Wir werden also sehen, dass sich bei Nietzsche ein latenter Nihilismus bemerkbar macht.
Wir hatten bereits festgestellt, dass, wenn der Mensch den Dingen Werte verleihen muss, dies bedeutet, dass sie an sich keinen Wert haben – ein Schlüsselsatz, der die Verbindung zwischen Subjektivismus und Nihilismus herstellt.
Man findet ihn in Nietzsches Texten in aller Deutlichkeit: Was nur Wert hat in der jetzigen Welt, das hat ihn nicht an sich, seiner Natur nach – die Natur ist immer wertlos –: sondern dem hat man einen Wert einmal gegeben, geschenkt, und wir waren diese Gebenden und Schenkenden.1 (Hervorhebung von uns)
Im Laufe der nietzscheanischen Texte begegnet man dann immer wieder der Aussage, dass die Welt ohne jeglichen Wert sei: Wer uns das Wesen der Welt enthüllte, würde uns allen die unangenehmste Enttäuschung machen.2

Der berühmte Verdacht Nietzsches scheint also nicht unbedingt dem Ziel zu dienen, den Nihilismus aufzuspüren, um ihn zu bekämpfen – er kann ebenso gut eine Waffe des Nihilismus sein: Denn der Mensch ist ein verehrendes Tier!
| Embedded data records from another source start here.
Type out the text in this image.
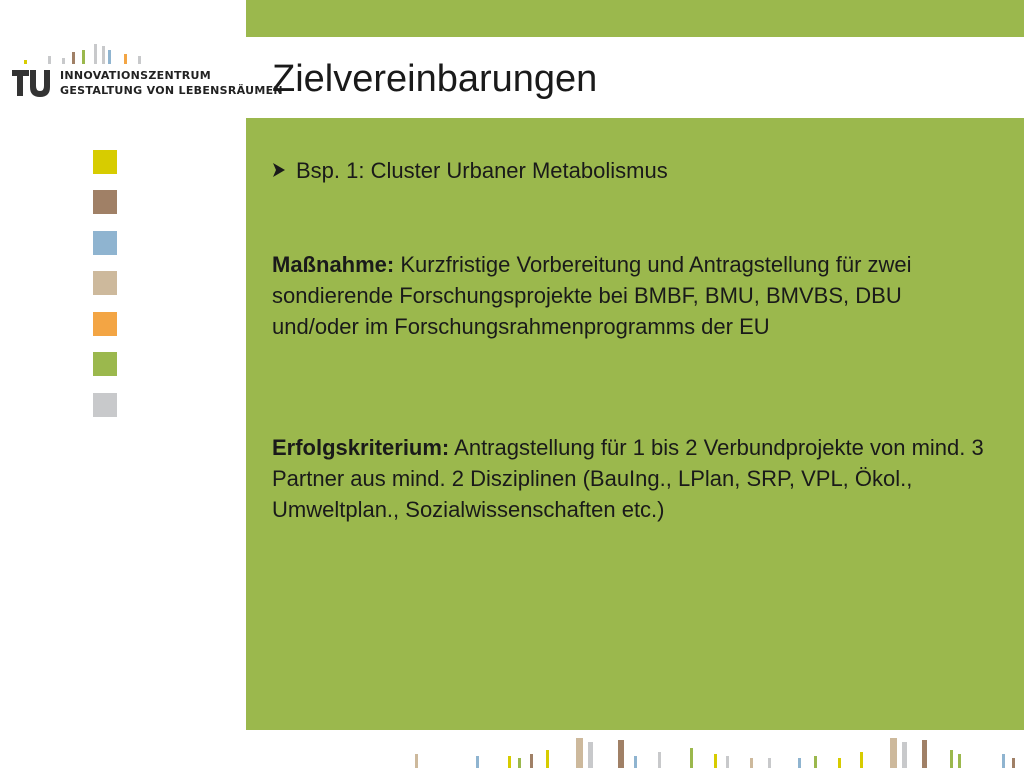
INNOVATIONSZENTRUM
GESTALTUNG VON LEBENSRÄUMEN
Zielvereinbarungen

Bsp. 1: Cluster Urbaner Metabolismus

Maßnahme: Kurzfristige Vorbereitung und Antragstellung für zwei sondierende Forschungsprojekte bei BMBF, BMU, BMVBS, DBU und/oder im Forschungsrahmenprogramms der EU

Erfolgskriterium: Antragstellung für 1 bis 2 Verbundprojekte von mind. 3 Partner aus mind. 2 Disziplinen (BauIng., LPlan, SRP, VPL, Ökol., Umweltplan., Sozialwissenschaften etc.)
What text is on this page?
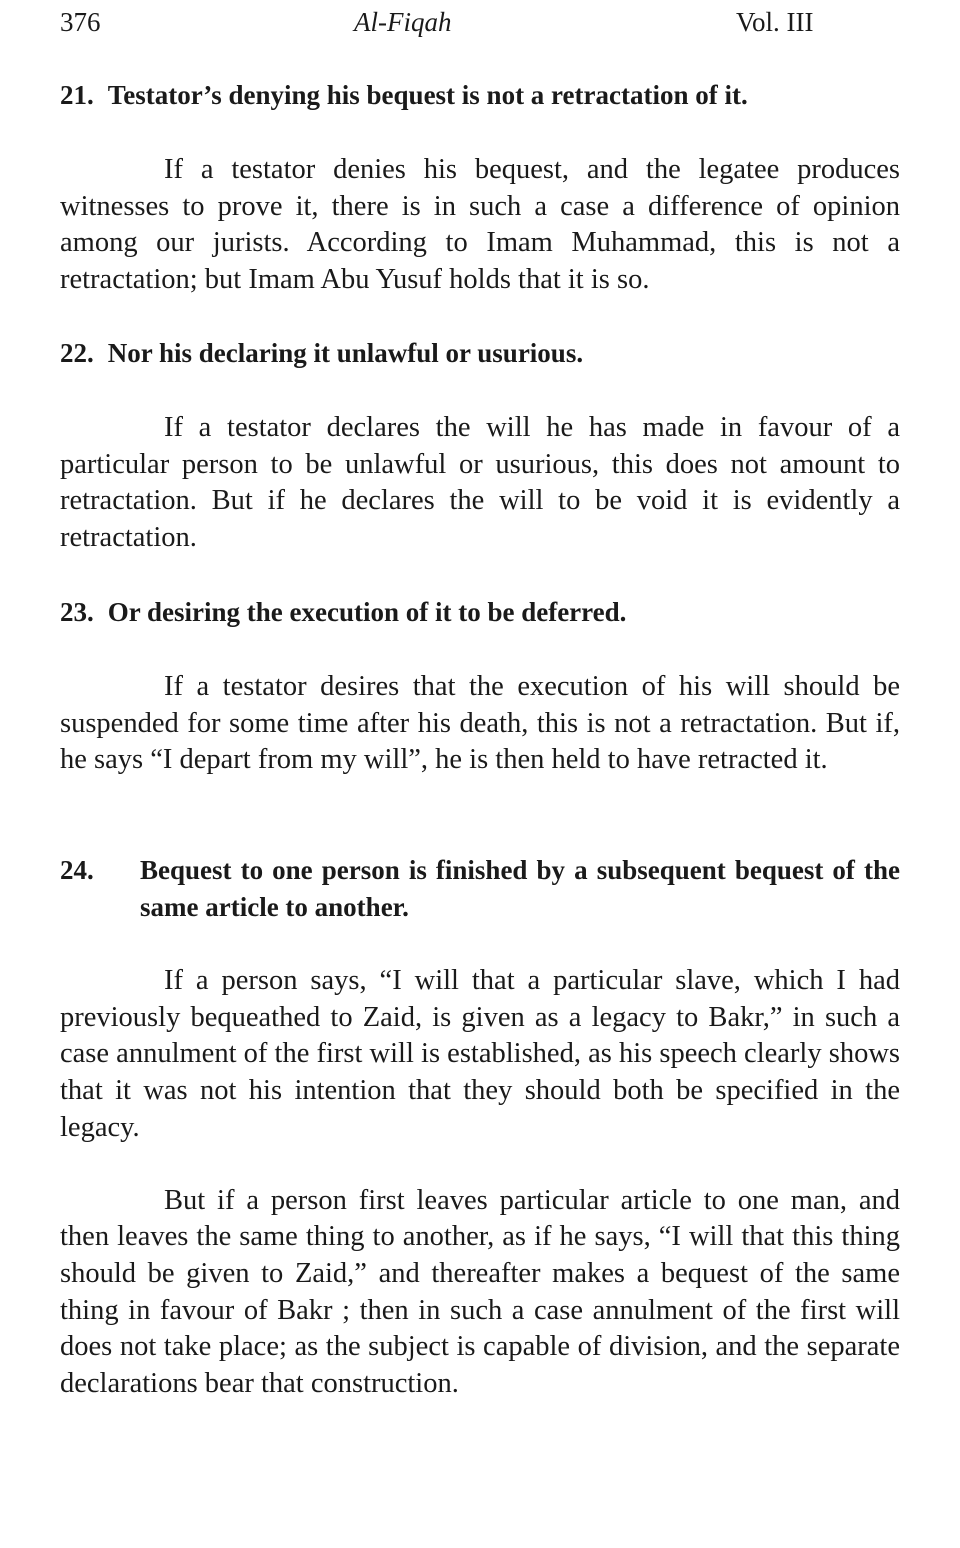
376	Al-Fiqah	Vol. III
21. Testator’s denying his bequest is not a retractation of it.

If a testator denies his bequest, and the legatee produces witnesses to prove it, there is in such a case a difference of opinion among our jurists. According to Imam Muhammad, this is not a retractation; but Imam Abu Yusuf holds that it is so.

22. Nor his declaring it unlawful or usurious.

If a testator declares the will he has made in favour of a particular person to be unlawful or usurious, this does not amount to retractation. But if he declares the will to be void it is evidently a retractation.

23. Or desiring the execution of it to be deferred.

If a testator desires that the execution of his will should be suspended for some time after his death, this is not a retractation. But if, he says “I depart from my will”, he is then held to have retracted it.

24.	Bequest to one person is finished by a subsequent bequest of the same article to another.

If a person says, “I will that a particular slave, which I had previously bequeathed to Zaid, is given as a legacy to Bakr,” in such a case annulment of the first will is established, as his speech clearly shows that it was not his intention that they should both be specified in the legacy.

But if a person first leaves particular article to one man, and then leaves the same thing to another, as if he says, “I will that this thing should be given to Zaid,” and thereafter makes a bequest of the same thing in favour of Bakr ; then in such a case annulment of the first will does not take place; as the subject is capable of division, and the separate declarations bear that construction.
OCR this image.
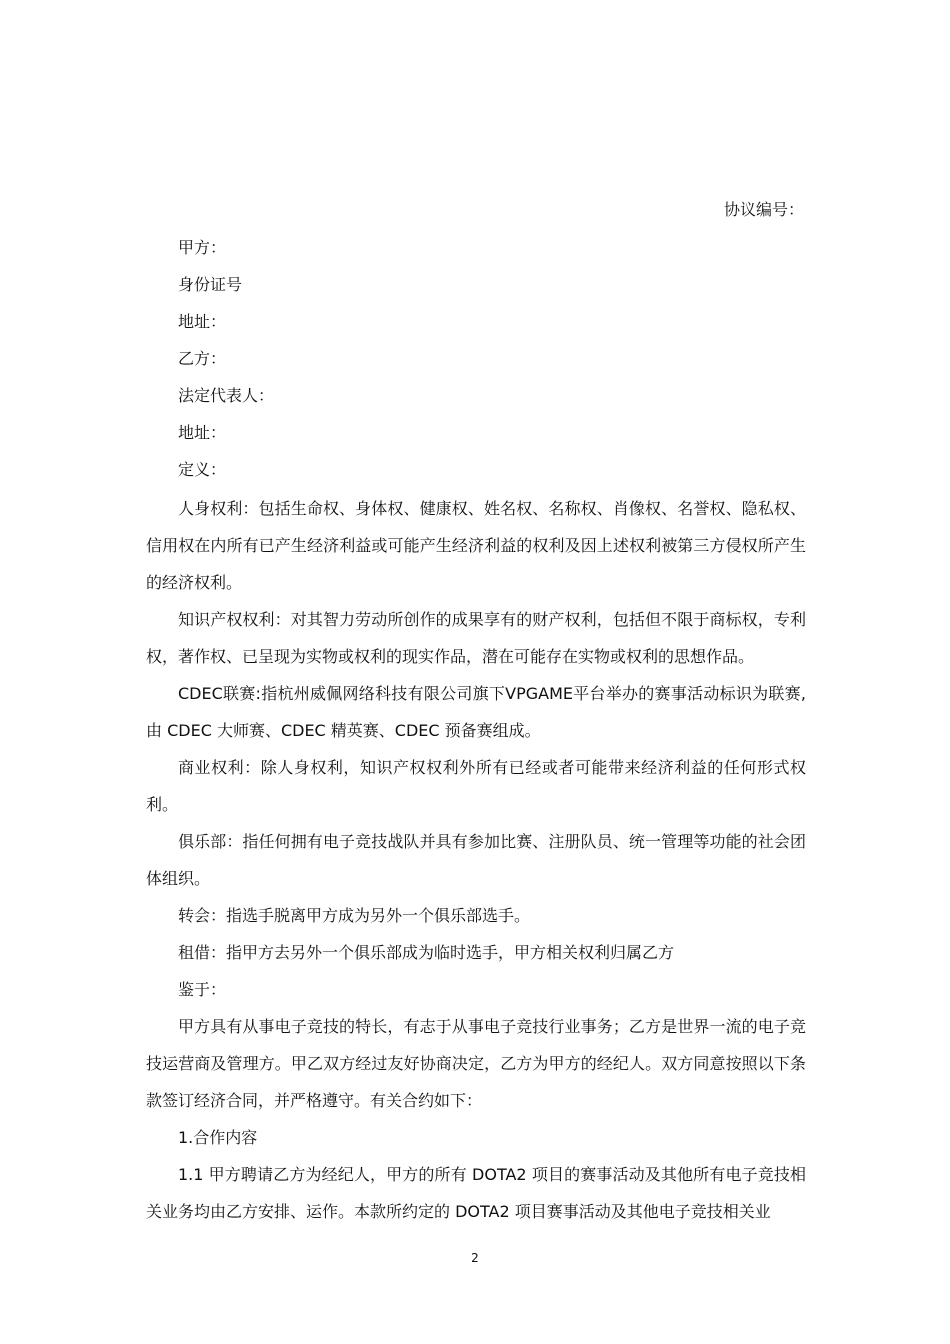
协议编号：
甲方：
身份证号
地址：
乙方：
法定代表人：
地址：
定义：
人身权利：包括生命权、身体权、健康权、姓名权、名称权、肖像权、名誉权、隐私权、信用权在内所有已产生经济利益或可能产生经济利益的权利及因上述权利被第三方侵权所产生的经济权利。
知识产权权利：对其智力劳动所创作的成果享有的财产权利，包括但不限于商标权，专利权，著作权、已呈现为实物或权利的现实作品，潜在可能存在实物或权利的思想作品。
CDEC联赛:指杭州威佩网络科技有限公司旗下VPGAME平台举办的赛事活动标识为联赛,由 CDEC 大师赛、CDEC 精英赛、CDEC 预备赛组成。
商业权利：除人身权利，知识产权权利外所有已经或者可能带来经济利益的任何形式权利。
俱乐部：指任何拥有电子竞技战队并具有参加比赛、注册队员、统一管理等功能的社会团体组织。
转会：指选手脱离甲方成为另外一个俱乐部选手。
租借：指甲方去另外一个俱乐部成为临时选手，甲方相关权利归属乙方
鉴于：
甲方具有从事电子竞技的特长，有志于从事电子竞技行业事务；乙方是世界一流的电子竞技运营商及管理方。甲乙双方经过友好协商决定，乙方为甲方的经纪人。双方同意按照以下条款签订经济合同，并严格遵守。有关合约如下：
1.合作内容
1.1 甲方聘请乙方为经纪人，甲方的所有 DOTA2 项目的赛事活动及其他所有电子竞技相关业务均由乙方安排、运作。本款所约定的 DOTA2 项目赛事活动及其他电子竞技相关业
2
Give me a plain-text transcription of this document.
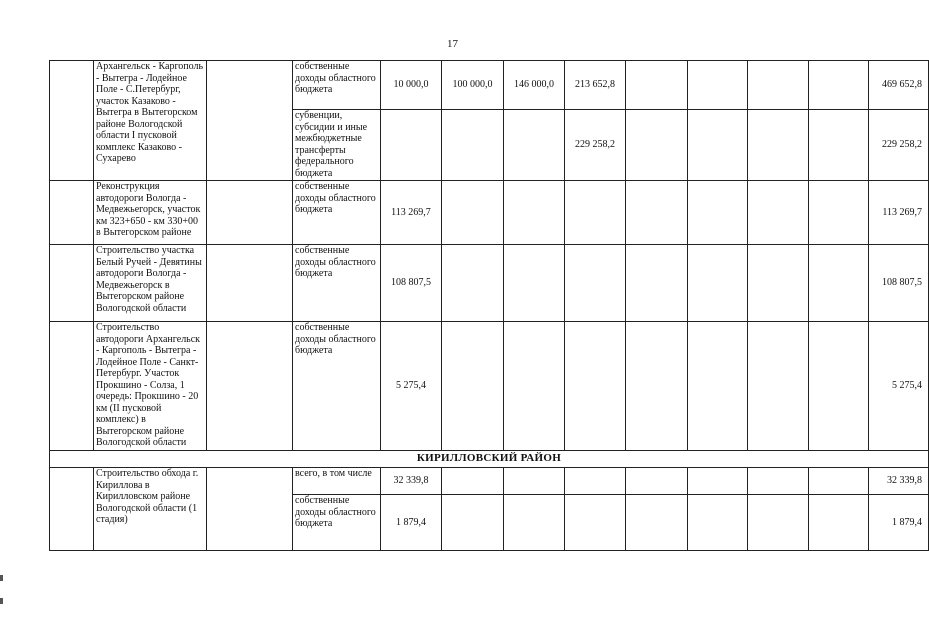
17
	Архангельск - Каргополь - Вытегра - Лодейное Поле - С.Петербург, участок Казаково - Вытегра в Вытегорском районе Вологодской области I пусковой комплекс Казаково - Сухарево		собственные доходы областного бюджета	10 000,0	100 000,0	146 000,0	213 652,8					469 652,8
			субвенции, субсидии и иные межбюджетные трансферты федерального бюджета				229 258,2					229 258,2
	Реконструкция автодороги Вологда - Медвежьегорск, участок км 323+650 - км 330+00 в Вытегорском районе		собственные доходы областного бюджета	113 269,7								113 269,7
	Строительство участка Белый Ручей - Девятины автодороги Вологда - Медвежьегорск в Вытегорском районе Вологодской области		собственные доходы областного бюджета	108 807,5								108 807,5
	Строительство автодороги Архангельск - Каргополь - Вытегра - Лодейное Поле - Санкт-Петербург. Участок Прокшино - Солза, 1 очередь: Прокшино - 20 км (II пусковой комплекс) в Вытегорском районе Вологодской области		собственные доходы областного бюджета	5 275,4								5 275,4
КИРИЛЛОВСКИЙ РАЙОН												
	Строительство обхода г. Кириллова в Кирилловском районе Вологодской области (1 стадия)		всего, в том числе	32 339,8								32 339,8
			собственные доходы областного бюджета	1 879,4								1 879,4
Aber er ist auch ein mißtrauisches: und daß die Welt nicht das wert ist, was wir geglaubt haben, das ist ungefähr das sicherste, dessen unser Mißtrauen endlich habhaft geworden ist. So viel Mißtrauen, so viel Philosophie.3

Nietzsche gibt sogar in einem bemerkenswerten Abschnitt – den wir aus diesem Grund vollständig zitieren möchten – Hinweise darauf, wie man das Fehlen von Wert in der Welt „ertragen“ könne.
Zunächst stellt er die Frage: Was man den Künstlern ablernen soll. – Welche Mittel haben wir, uns die Dinge schön, anziehend, begehrenswert zu machen, wenn sie es nicht sind? – und ich meine, sie sind es an sich niemals! (Hervorhebung von uns).

Die Antwort besteht darin, sich von den Ärzten und Künstlern inspirieren zu lassen: Hier haben wir von den Ärzten etwas zu lernen, wenn sie zum Beispiel das Bittere verdünnen oder Wein und Zucker in den Mischkrug tun; aber noch mehr von den Künstlern, welche eigentlich fortwährend darauf aus sind, solche Erfindungen und Kunststücke zu machen.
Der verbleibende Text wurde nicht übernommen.